The boundary-pushing young curator behind the Flavin show was Hamilton, Ont., native Brydon Smith. He would rise to be the National Gallery’s chief curator, a major shaper of its 20th-century collection. It was Smith who, in 1987, visited Newman’s widow, Annalee, to begin negotiating first to borrow and then buy Voice. Actually, negotiate isn’t the right word. In an interview, Smith couldn’t repress a long chuckle when asked how they came to terms. “Annalee said to me, ‘You know about the market, you tell me what the value is,’ ” he recalled. “So I basically set the price.”

Bourgeois Bust: Jeff and Ilona, by Jeff Koons, 1991
Retired for the most part now at 71, but still curating the occasional small show from his Ottawa home, Smith brushed off any further talk of money by saying he doesn’t keep up with art prices anymore. His reticence can’t be out of any misgivings over the deal he struck on behalf of the Canadian taxpayer. Prices for major American postwar abstract painters have soared. Consider that a small ink-on-paper work by Newman—in austere grey and black—sold for more than $5 million (U.S.) at auction in 2008.
If the fuss over the price seems quaint in hindsight, the deeper question—can three stripes, no matter how monumentally presented, be considered an important creation?—is not so easily dismissed. After a lifetime spent championing abstract art, and hunting down major examples of it for Canada’s national collection, Smith still considers the question respectfully. By way of an answer, he turns to explaining how he worked closely with architect Moshe Safdie on designing the interior spaces of the National Gallery’s new glass-and-granite building before it opened in 1988. A large, high room on the second level needed an assertive anchor. “It occurred to me,” Smith says, “that there was one work of art I knew that would fit and hold that space.”
He was right. Gallery C214 is 24 m long and nearly half that wide; its walls rise almost 12 m to where the ceiling begins sloping upward from either side toward a room-length skylight. The space brings to mind a church, and Voice flies solo at one end, soaring where stained glass might be. Arrayed around the room with plenty of space to breathe are a few choice American abstracts, some of Smith’s plum acquisitions, including a Jackson Pollock, a Mark Rothko, and one of Newman’s stark steel sculptures.
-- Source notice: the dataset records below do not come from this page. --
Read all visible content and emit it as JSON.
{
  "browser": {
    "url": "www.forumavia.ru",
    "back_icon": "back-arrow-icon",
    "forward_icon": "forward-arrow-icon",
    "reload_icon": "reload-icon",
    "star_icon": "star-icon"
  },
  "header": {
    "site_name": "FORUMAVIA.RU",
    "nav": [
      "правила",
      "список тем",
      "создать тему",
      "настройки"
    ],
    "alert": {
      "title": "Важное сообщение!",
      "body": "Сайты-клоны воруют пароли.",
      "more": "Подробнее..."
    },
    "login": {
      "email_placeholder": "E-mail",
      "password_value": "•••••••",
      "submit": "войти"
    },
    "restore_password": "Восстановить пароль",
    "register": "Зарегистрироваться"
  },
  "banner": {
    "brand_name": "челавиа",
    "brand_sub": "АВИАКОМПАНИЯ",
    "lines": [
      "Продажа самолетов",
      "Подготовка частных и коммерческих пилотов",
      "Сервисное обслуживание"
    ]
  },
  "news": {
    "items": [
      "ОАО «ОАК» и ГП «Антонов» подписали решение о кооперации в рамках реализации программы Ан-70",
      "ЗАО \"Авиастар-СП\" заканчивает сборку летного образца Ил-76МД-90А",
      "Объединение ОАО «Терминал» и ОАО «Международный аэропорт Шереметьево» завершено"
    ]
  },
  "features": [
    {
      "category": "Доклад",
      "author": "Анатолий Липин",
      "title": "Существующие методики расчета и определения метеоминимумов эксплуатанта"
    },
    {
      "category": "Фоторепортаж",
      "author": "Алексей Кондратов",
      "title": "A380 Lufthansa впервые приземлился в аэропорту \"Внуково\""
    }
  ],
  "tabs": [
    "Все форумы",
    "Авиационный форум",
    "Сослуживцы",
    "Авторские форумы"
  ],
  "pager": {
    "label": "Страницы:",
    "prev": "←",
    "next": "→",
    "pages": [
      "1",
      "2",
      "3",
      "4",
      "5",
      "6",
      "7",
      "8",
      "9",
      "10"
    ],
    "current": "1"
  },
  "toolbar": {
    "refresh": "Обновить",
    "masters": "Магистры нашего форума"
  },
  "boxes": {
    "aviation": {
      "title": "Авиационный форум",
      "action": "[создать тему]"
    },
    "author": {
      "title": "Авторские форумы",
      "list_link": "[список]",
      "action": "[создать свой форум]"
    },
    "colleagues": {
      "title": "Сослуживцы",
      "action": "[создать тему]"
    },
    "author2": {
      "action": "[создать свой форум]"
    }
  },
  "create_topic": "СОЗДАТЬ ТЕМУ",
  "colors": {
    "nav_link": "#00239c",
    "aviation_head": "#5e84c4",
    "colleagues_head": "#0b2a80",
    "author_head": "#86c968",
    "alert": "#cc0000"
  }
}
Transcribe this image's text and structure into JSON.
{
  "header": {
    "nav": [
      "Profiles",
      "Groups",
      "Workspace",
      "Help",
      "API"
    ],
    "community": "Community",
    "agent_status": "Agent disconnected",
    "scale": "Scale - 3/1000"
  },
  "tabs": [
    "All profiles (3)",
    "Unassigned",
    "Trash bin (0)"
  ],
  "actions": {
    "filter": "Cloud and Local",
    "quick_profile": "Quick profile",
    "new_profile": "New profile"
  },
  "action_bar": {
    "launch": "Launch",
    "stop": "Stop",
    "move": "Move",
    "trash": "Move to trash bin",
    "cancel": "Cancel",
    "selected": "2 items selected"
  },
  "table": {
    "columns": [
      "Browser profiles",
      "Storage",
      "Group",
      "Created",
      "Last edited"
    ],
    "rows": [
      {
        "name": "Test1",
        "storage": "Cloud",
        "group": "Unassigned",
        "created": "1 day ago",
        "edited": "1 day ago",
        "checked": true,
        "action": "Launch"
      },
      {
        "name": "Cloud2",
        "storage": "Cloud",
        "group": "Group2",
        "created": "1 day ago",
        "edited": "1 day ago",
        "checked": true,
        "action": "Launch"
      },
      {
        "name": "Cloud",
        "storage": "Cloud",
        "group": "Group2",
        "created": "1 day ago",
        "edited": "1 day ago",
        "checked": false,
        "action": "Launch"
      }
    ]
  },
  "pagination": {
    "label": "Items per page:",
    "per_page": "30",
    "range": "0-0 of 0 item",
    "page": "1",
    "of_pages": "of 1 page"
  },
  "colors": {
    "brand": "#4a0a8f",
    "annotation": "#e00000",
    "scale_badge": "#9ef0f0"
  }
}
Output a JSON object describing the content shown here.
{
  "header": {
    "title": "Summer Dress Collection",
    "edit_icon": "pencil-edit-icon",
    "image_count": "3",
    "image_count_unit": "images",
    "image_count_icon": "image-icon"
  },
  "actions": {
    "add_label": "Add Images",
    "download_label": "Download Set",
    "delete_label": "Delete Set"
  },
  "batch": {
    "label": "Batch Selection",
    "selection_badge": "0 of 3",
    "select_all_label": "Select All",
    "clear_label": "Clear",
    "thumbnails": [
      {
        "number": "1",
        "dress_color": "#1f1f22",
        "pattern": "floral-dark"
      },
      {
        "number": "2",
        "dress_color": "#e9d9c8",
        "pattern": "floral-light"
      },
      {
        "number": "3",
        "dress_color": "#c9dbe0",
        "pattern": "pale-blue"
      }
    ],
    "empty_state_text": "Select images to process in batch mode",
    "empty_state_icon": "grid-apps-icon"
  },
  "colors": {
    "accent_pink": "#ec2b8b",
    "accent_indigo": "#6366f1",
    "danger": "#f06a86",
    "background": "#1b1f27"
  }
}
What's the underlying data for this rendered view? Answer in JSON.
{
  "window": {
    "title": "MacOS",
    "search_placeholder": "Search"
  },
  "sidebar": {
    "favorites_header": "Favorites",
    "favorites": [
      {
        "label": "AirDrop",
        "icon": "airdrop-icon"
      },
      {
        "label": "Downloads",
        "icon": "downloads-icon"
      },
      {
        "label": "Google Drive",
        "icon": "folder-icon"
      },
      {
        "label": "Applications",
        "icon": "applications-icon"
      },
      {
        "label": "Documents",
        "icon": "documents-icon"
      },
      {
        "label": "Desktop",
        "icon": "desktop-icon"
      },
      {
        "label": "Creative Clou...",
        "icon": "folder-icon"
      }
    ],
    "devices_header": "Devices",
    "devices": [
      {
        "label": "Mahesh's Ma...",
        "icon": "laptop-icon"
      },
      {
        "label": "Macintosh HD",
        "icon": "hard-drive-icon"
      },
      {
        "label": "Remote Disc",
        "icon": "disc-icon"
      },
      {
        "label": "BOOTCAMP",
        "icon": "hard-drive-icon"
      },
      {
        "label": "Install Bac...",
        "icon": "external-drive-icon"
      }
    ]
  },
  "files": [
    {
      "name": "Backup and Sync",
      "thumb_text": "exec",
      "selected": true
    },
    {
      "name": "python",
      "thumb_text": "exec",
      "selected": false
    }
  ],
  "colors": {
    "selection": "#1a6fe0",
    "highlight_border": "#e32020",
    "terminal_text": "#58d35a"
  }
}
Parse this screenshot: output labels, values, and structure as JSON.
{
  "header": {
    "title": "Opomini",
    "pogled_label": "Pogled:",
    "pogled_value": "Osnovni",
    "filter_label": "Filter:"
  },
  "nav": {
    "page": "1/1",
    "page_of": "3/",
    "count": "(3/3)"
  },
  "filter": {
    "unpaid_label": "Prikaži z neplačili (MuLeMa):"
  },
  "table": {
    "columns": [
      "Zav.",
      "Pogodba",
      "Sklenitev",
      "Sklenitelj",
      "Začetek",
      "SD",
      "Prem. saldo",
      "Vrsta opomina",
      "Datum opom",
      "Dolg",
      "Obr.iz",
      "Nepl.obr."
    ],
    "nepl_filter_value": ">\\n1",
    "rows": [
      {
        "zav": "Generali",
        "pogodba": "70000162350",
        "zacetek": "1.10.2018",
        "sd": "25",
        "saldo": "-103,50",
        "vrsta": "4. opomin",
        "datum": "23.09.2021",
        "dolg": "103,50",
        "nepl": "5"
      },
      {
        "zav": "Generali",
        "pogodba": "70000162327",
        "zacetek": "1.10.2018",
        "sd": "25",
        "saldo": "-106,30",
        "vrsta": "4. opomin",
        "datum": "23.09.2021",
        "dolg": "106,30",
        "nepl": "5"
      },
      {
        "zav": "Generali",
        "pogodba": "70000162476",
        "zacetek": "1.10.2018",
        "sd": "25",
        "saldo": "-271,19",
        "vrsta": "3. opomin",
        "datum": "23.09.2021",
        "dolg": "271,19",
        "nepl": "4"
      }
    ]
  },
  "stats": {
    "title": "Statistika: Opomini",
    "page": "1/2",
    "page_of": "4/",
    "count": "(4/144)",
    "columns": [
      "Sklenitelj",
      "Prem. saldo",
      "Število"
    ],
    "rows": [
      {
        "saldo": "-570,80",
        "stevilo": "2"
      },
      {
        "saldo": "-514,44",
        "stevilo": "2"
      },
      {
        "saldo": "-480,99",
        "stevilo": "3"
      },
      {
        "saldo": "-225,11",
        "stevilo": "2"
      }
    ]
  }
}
For fans of modernism, it’s a wondrous assemblage.
For scoffers, it’s an equally grand place to fume, although perhaps not quite so inviting as a much smaller room just down the hall. There the gallery-goer finds a complete set of Marcel Duchamp’s so-called “readymades,” including the infamous bicycle wheel attached to a wooden stool. An ordinary store-bought snow shovel hangs framed by the room’s main entrance—much as Voice does so nearby—for dramatic effect.
A snow shovel is art? It’s enough to make Voice look like it belongs with the Group of Sevens. By the way, the gallery’s purchase of Duchamp’s readymades was negotiated 40 years ago this year by the young Brydon Smith.